20 de maio de 2015

Ex-prefeito de Bacabal é preso por suspeita de agiotagem no Maranhão

Dr. Lisboa sendo conduzido pela polícia (Foto: Divulgação/ Polícia Civil)
O ex-prefeito do município de Bacabal, Raimundo Lisboa, foi preso na manhã desta terça-feira (19), na operação "El Berite", realizada pela Superintendência Estadual de Investigações Criminais (Seic), que investiga crimes de agiotagem na cidade maranhense.

Raimundo Lisboa foi prefeito do município entre 2004 e 2012 e presidente da Federação dos Municípios do Maranhão (Famem).

Segundo o delegado-geral Augusto Barros, além do ex-prefeito, outras quatro pessoas foram presas, todas ligadas a prefeitura. Entre elas estão Manoel Moura Macedo, Francisco de Jesus Silva Soares, Ezequiel Farias e Aldo Araújo Brito, ex-presidente da comissão de licitação de Bacabal. Foi realizada, também, a prisão coercitiva de Maria do Carmo Xavier. Todos foram conduzidos para a Seic.

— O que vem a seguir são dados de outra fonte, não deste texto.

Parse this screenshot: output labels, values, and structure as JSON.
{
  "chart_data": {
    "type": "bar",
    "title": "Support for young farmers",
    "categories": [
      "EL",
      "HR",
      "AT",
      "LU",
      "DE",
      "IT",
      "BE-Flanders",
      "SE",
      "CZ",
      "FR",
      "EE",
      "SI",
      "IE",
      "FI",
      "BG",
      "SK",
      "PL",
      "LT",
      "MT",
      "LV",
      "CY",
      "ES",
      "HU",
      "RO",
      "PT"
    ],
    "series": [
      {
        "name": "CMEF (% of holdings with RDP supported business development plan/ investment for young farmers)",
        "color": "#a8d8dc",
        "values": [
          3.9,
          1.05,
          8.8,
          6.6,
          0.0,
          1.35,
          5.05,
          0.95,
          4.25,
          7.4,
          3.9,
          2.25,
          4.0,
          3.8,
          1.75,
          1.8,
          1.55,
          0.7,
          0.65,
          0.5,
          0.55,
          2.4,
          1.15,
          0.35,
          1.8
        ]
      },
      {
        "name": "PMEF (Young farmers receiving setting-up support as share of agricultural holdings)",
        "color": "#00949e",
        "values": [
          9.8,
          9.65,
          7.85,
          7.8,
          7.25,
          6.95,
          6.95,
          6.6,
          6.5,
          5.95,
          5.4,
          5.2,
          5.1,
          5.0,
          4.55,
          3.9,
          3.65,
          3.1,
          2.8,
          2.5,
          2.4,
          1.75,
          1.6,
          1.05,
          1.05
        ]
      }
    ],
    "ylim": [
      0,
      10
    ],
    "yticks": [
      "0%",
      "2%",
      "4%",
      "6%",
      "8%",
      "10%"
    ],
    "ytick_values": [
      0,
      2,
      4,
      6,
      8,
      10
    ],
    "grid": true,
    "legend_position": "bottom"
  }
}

Uma entrevista coletiva para esclarecer os detalhes da operação será realizada na tarde desta terça-feira (19), na sede da Secretaria de Estado de Segurança Pública, em São Luís.

Outras prisões

No início do mês, outras seis pessoas foram presos nas operações "Morta Viva" e "Maharaja", realizadas no dia 4 de maio pela Polícia Civil do Maranhão. O atual prefeito de Bacuri (MA), Richard Nixon (PMDB), o prefeito de Marajá do Sena (MA) Edvan Costa (PMN), ex-prefeito de Marajá do Sena Perachi Roberto Farias, ex-prefeito de Zé Doca (MA) Raimundo Nonato Sampaio, o contador municipal José Epitácio Muniz e o empresário Josival Cavalcante da Silva, mais conhecido como "Pacovan, ficaram presos temporariamente por dez dias.

Agiotagem
Segundo a Secretaria Estadual de Segurança Pública (SSP-MA), as investigações sobre Josival Cavalcanti, o Pacovan, apontam que ele utilizava empresas em nomes de terceiros para se favorecer com negócios em diversas atividades nas prefeituras. O depoimento do contador José Epitácio Muniz reforça a atuação do esquema criminoso por meio de, pelo menos, quatro "empresas laranjas" em contratos com as prefeituras. As investigações apontam que os irmãos Rui Clemêncio e Fábio Muniz, com apoio do empresário Francisco Soares, atuavam com empresas abertas em nome de pessoas já falecidas.

Entenda
As operações "El Berite", "Morta Viva", "Maharaja" e "Imperador", são desdobramentos da "Operação Detonando", realizada em 2012 após o assassinato do jornalista Décio Sá. Na época, a polícia descobriu que o que motivou o assassinato foi uma postagem, no "Blog do Décio", referente à morte do agiota Fábio Brasil, no Piauí.